Above we have discussed the model suggested by Lieto and Pozzato (2018) and there are other attempts to computationally implement reasoning with default rules (e.g. Delgrande and Schaub 2000; Brewka et al. 2007). However, in these systems the default rules must be provided by the user and they do not generalize well. We submit that a CS approach to modelling reasoning with default and nonmonotonic reasoning in general is a better method when attempting to build artificial systems with theses capacities. Once the domains with their concept regions and distance functions have been implemented (we are not saying that this is an easy task), then the TC principle provides a direct way to generate expectation orderings and default rules, and thereby a method to calculate nonmonotonic inferences.
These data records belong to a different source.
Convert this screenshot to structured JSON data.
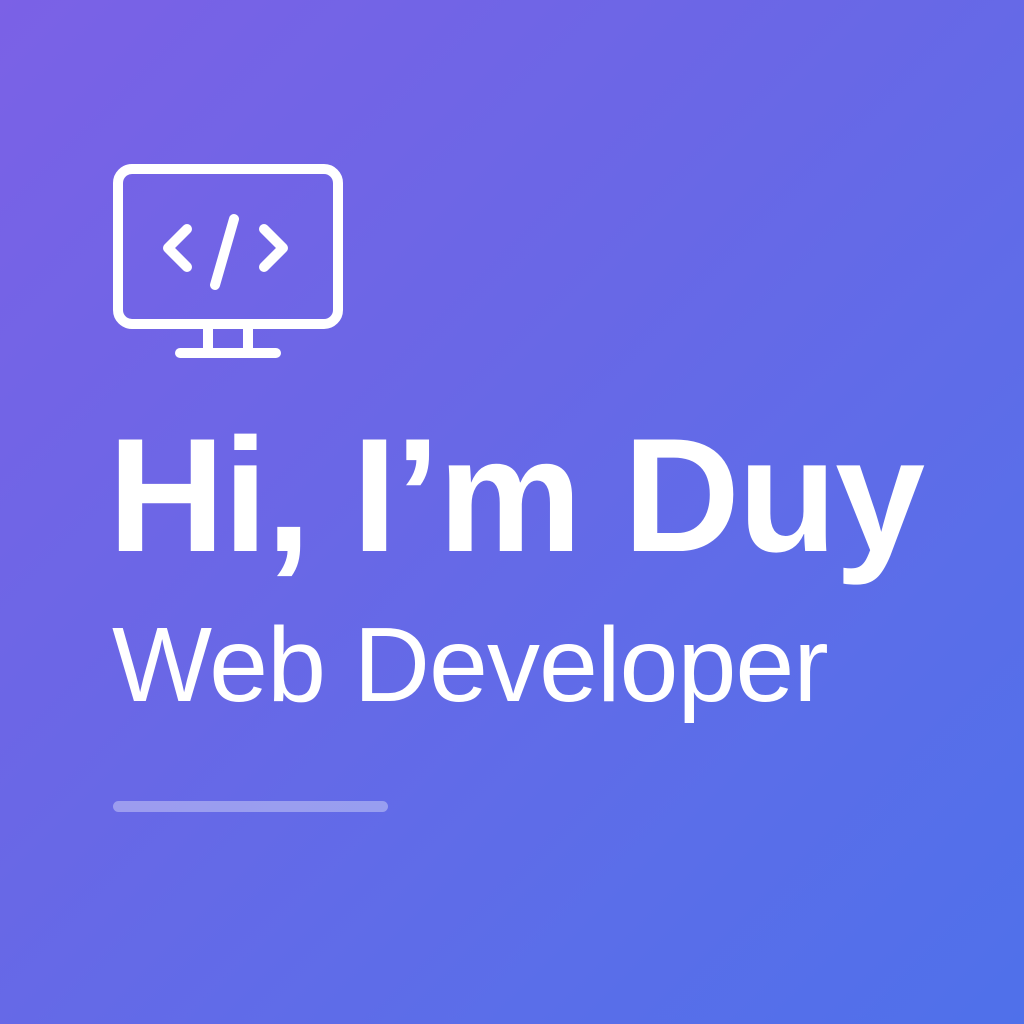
{
  "hero": {
    "icon": "code-monitor-icon",
    "greeting": "Hi, I’m Duy",
    "role": "Web Developer"
  },
  "colors": {
    "gradient_start": "#7b61e6",
    "gradient_end": "#4f70ea",
    "text": "#ffffff"
  }
}
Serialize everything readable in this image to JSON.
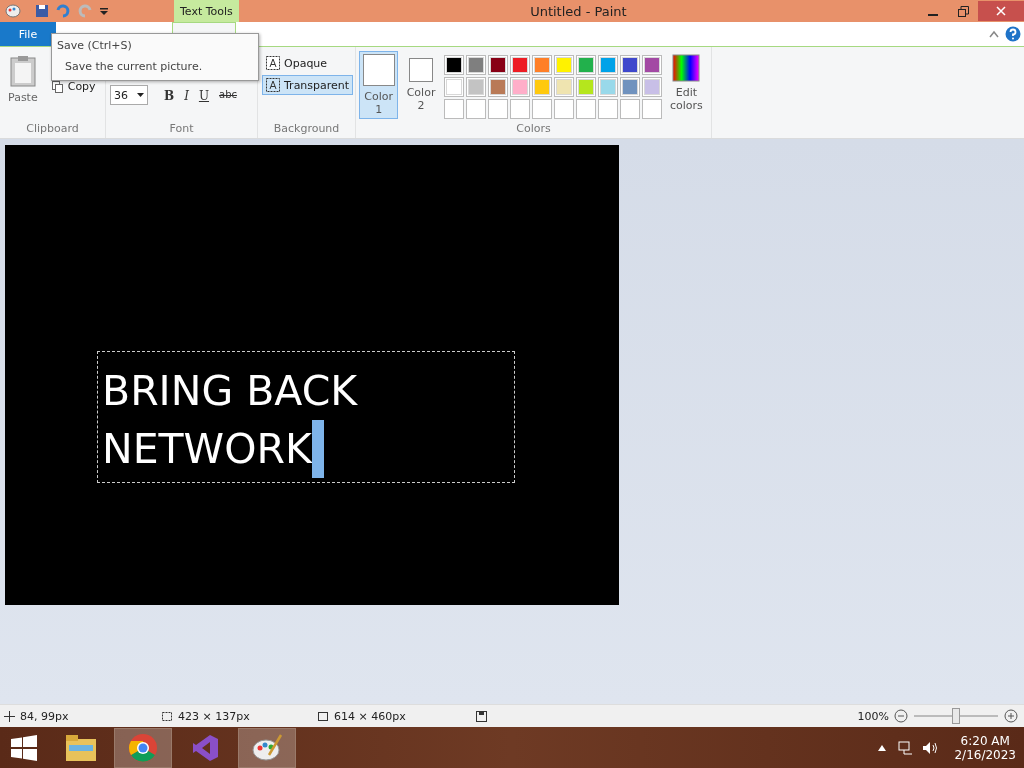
{
  "window": {
    "title": "Untitled - Paint",
    "context_tab": "Text Tools"
  },
  "tabs": [
    {
      "label": "File",
      "kind": "file"
    }
  ],
  "tooltip": {
    "title": "Save (Ctrl+S)",
    "description": "Save the current picture."
  },
  "clipboard": {
    "label": "Clipboard",
    "paste": "Paste",
    "copy": {
      "label": "Copy",
      "disabled": false
    }
  },
  "font": {
    "label": "Font",
    "size": "36",
    "styles": [
      {
        "label": "B",
        "kind": "bold"
      },
      {
        "label": "I",
        "kind": "italic"
      },
      {
        "label": "U",
        "kind": "underline"
      },
      {
        "label": "abc",
        "kind": "strike"
      }
    ]
  },
  "background": {
    "label": "Background",
    "options": [
      {
        "label": "Opaque",
        "selected": false
      },
      {
        "label": "Transparent",
        "selected": true
      }
    ]
  },
  "colors": {
    "label": "Colors",
    "slots": [
      {
        "label": "Color 1",
        "selected": true
      },
      {
        "label": "Color 2",
        "selected": false
      }
    ],
    "edit": "Edit colors",
    "palette": [
      {
        "color": "#000000"
      },
      {
        "color": "#7f7f7f"
      },
      {
        "color": "#880015"
      },
      {
        "color": "#ed1c24"
      },
      {
        "color": "#ff7f27"
      },
      {
        "color": "#fff200"
      },
      {
        "color": "#22b14c"
      },
      {
        "color": "#00a2e8"
      },
      {
        "color": "#3f48cc"
      },
      {
        "color": "#a349a4"
      },
      {
        "color": "#ffffff"
      },
      {
        "color": "#c3c3c3"
      },
      {
        "color": "#b97a57"
      },
      {
        "color": "#ffaec9"
      },
      {
        "color": "#ffc90e"
      },
      {
        "color": "#efe4b0"
      },
      {
        "color": "#b5e61d"
      },
      {
        "color": "#99d9ea"
      },
      {
        "color": "#7092be"
      },
      {
        "color": "#c8bfe7"
      }
    ]
  },
  "canvas": {
    "text_lines": [
      "BRING BACK",
      "NETWORK"
    ]
  },
  "status_bar": {
    "cursor": "84, 99px",
    "selection": "423 × 137px",
    "size": "614 × 460px",
    "zoom": "100%",
    "level": 0.5
  },
  "taskbar": {
    "apps": [
      {
        "kind": "explorer",
        "selected": false
      },
      {
        "kind": "chrome",
        "selected": true
      },
      {
        "kind": "studio",
        "selected": false
      },
      {
        "kind": "paint",
        "selected": true
      }
    ],
    "time": "6:20 AM",
    "date": "2/16/2023"
  }
}
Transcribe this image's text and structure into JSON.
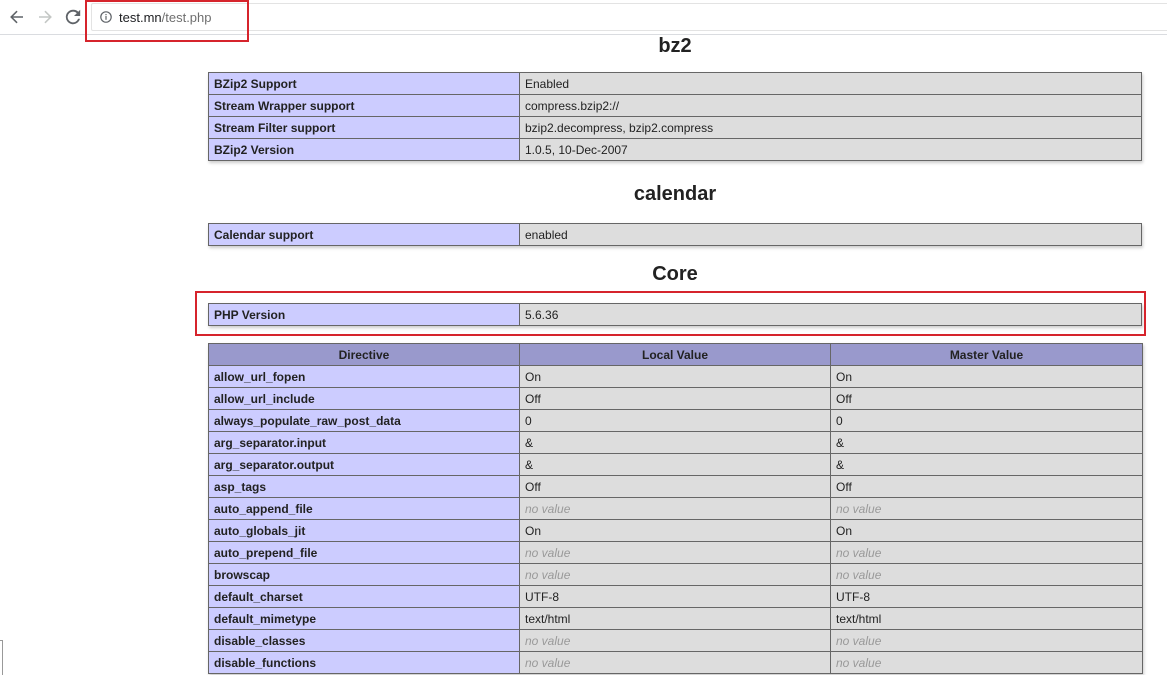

Implementations, however, still remain to be constructed.

The ideas defended in this article are directly related to a kind of reasoning known in psychology as category-based induction. This mechanism consists in judging the strength of arguments that project some property from one or more categories to another category, exploiting conceptual similarities (see Feeney 2017). In Osta-Vélez and Gärdenfors (2020) we introduced a model of this phenomenon based on distances on conceptual spaces, that also uses the notion of expectations. We believe that explicating both nonmonotonic reasoning and category-based induction with the same modeling framework could be of great value for the various disciplines studying these phenomena; and contribute to the systematization of the formal frameworks used in theories of reasoning.

Finally, one limitation of the research presented here is that the expectations we are able to model concern only object predication. However, expectations are pervasive in cognition and a full model of their role in reasoning should also account for more complex lexical items, like verbs or relational and functional predicates. In Gärdenfors (2014; To appear), the conceptual space framework has been extended for modeling expectations based on the structure of events, in particular causal inferences. Future work on expectation-based nonmonotonic reasoning will hopefully result in a more general model.